Build and Deployment

Static build output — VitePress produces a fully static HTML/JS/CSS bundle at build time, deployable to any static host without a Node.js server at runtime.

“There’s no server to run in production — the build output is static files we can deploy straight to any CDN.”

Dead link checking — VitePress can be configured to fail the build if internal markdown links point to pages that don’t exist, catching broken references before deploy.

“We enabled dead link checking in CI, so a typo’d internal link now fails the build instead of quietly shipping a 404.”
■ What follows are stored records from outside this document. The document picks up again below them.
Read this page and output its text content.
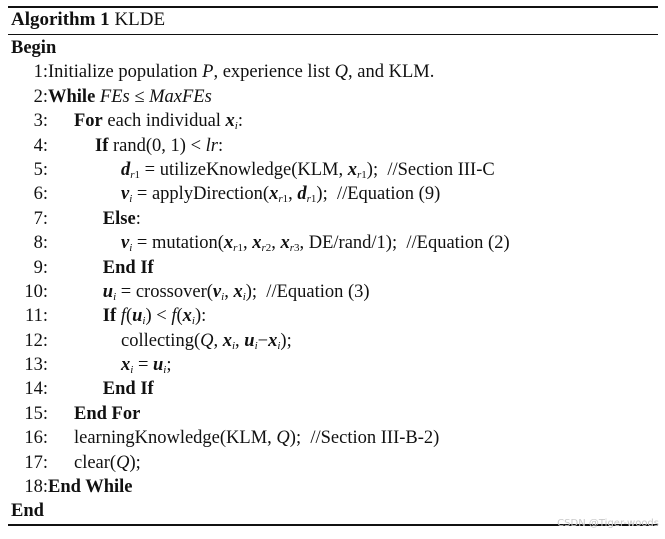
Algorithm 1 KLDE
Begin
1: Initialize population P, experience list Q, and KLM.
2: While FEs ≤ MaxFEs
3: For each individual $x_i$:
4:	If rand(0, 1) < lr:
5:	$d_{r1}$ = utilizeKnowledge(KLM, $x_{r1}$);  //Section III-C
6:	$v_i$ = $applyDirection(x_{r1}$, $d_{r1}$);  //Equation (9)
7:	Else:
8:	$v_i$ = $mutation(x_{r1}$, $x_{r2}$, $x_{r3}$, DE/rand/1);  //Equation (2)
9:	End If
10:	$u_i$ = $crossover(v_i$, $x_i$);  //Equation (3)
11:	If $f(u_i) < f(x_i)$:
12:	collecting(Q, $x_i$, $u_i-x_i$);
13:	$x_i = u_i$;
14:	End If
15: End For
16: learningKnowledge(KLM, Q);  //Section III-B-2)
17: clear(Q);
18: End While
End
CSDN @Tiger-woods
Explaining VitePress to a Team

SituationPhrase
Justifying the choice for a Vue-ecosystem project”Since our team already writes Vue daily, extending the theme with our own components felt natural — there’s no separate templating language to learn.”
Explaining a config change”Adding the new section to the sidebar is a config change, not a code change — anyone comfortable editing JSON-like config can do it.”
Describing dead link checking”The build now fails on broken internal links deliberately — it’s meant to catch stale references before they reach production, not to block you unnecessarily.”
Discussing deployment”There’s no runtime server involved — we’re deploying the static build output straight to a CDN, same as any other static site.”

Common Mistakes

  • Calling VitePress “just markdown” — it supports embedding real Vue components in content, which is a meaningfully different capability than plain markdown.
  • Saying “the sidebar is broken” when actually a page’s frontmatter overrides the global sidebar setting intentionally — check frontmatter before assuming a bug.
  • Confusing a custom container (documentation-style callout syntax) with a custom theme (a full replacement of the site’s Vue components) — they solve very different problems.

Practice Exercise

  1. Explain, in two sentences, the difference between the default theme and a custom theme in VitePress.
  2. Write a short PR description for adding a code group to a documentation page that previously had separate code blocks per package manager.
  3. Draft a short explanation for a teammate of why dead link checking is enabled in CI and what to do when it fails a build.